Last week we held a funeral service for the parish wolf, although none of us is sure if it is really dead. Its howling has not been heard for twelve years, though, and under our laws a death certificate can be issued for a missing wolf after just five years. The general feeling in the parish was summed up by the sexton in a notice nailed, Luther fashion, to the door of the church. Even in the absence of a corpse, it would be for the good of the parish if obsequies were held. This was the gist of his notice, though it was couched in the mighty prose he deployed even when writing nature notes for the parish newsletter, and he did not on any account use the word closure.
One reason the sexton is so persuasive is that his appearance and bearing are strongly reminiscent of the actor James Robertson Justice (1907-1975). This is no accident. Over the years, the sexton has worked hard to imitate that booming voice, and he has undergone cosmetic surgery the better to ape the appearance of the man who, when not appearing in films, kept busy as a naturalist, racing driver, and falconry expert.

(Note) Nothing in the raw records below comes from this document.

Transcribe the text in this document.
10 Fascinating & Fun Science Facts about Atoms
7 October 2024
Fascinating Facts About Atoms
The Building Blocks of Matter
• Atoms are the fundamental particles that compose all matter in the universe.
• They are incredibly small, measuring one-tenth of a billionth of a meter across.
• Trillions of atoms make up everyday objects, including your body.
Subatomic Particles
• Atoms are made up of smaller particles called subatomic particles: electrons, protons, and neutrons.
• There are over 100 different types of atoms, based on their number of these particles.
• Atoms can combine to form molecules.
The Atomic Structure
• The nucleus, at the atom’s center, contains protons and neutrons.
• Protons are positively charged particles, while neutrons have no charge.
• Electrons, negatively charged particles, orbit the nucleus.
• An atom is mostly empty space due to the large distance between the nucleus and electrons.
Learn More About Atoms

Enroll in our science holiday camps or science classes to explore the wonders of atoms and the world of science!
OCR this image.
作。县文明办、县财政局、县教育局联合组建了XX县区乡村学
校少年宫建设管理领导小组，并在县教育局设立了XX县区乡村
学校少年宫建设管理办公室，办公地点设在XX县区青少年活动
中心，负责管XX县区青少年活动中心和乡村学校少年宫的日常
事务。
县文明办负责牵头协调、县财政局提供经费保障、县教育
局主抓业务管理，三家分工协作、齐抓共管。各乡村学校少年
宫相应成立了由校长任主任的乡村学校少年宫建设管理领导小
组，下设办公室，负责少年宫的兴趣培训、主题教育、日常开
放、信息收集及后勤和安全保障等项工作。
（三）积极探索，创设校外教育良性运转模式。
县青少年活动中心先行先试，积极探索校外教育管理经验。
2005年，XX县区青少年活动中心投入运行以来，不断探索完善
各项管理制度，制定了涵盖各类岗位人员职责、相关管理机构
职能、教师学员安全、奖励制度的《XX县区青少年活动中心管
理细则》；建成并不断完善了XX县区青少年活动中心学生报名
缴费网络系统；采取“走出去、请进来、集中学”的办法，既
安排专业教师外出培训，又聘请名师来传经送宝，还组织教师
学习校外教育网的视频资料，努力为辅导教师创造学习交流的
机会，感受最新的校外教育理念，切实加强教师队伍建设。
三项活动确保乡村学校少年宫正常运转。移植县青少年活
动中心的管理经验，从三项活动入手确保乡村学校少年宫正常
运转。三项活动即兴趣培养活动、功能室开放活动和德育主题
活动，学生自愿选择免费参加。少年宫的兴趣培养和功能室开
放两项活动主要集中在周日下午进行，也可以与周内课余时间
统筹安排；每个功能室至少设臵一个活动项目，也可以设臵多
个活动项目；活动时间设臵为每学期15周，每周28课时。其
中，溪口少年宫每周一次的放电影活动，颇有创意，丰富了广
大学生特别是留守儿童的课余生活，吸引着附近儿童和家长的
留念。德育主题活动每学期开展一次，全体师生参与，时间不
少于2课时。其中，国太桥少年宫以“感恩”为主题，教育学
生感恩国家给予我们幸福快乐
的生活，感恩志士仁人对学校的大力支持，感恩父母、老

Before dawn on the morning of the funeral there was a teeming downpour. The rain had ceased by the time we gathered in the churchyard, but the pugton trees were drenched, water droplets dripping from the tiny grey spongy buds, each bud like the brain of a homunculus. An extraordinary number of puddles had formed on the paths, and there are many paths converging on St Bibblydibdib’s, for it is the only church for miles around, all others having been smashed to ruination by the sexton’s predecessor, single-handedly. He was twice the size of the present incumbent, a titan among sextons, and a brute, and the parish has been much quieter since he wilted away and was carted off to a mercy home. No ducks plashed in the puddles, for word had not yet reached them that the parish wolf was dead, or at least thought to be dead, and no duck dared come near for fear of being torn to bits.
How long does a duck live? If ‘no duck dared come near for fear of being torn to bits’, yet the vulpine howling had not been heard in a dozen years, then these must be superannuated wildfowl indeed to have remembered even its last-recorded effusions. Or, more intriguingly, is a duck’s fear of such predators somehow passed on to succeeding generations of chicks? If so, it is no wonder that the folk of the parish retained a lingering fear of the winsome, windswept wolf as well: doubtless they broke fast daily on ducks’ eggs, and serve them right, I say, if they ingested more than they bargained for.
Dobson wrote a pamphlet entitled “Some Comments About The Lifespan Of Ducks”, which would probably answer your questions. Alas, it is out of print.
R.
It should be borne in mind that the ducks could have been, as is so often the case around Hooting Yard, spectral ducks projected from somewhere behind the Big Iron Fence.
Outa_Spaceman
Eagle-eyed denizens of the Yard may remember the famous ‘Moorhen Incident’ which was the cause of a fracas between myself and Mr Key. For those of you who missed it, suffice to say that said moorhen was nowhere near the coast of Marseilles at the time. Suffice to say also that I am dubious about his knowledge of the lifespan of ducks
So the reception was held at an airfield… an airfield surrounded by splashing and dabbling ducks? But was this a decoy airfield? And were these by inference decoy ducks? I suspect that Dobson’s pamphlet would be germane.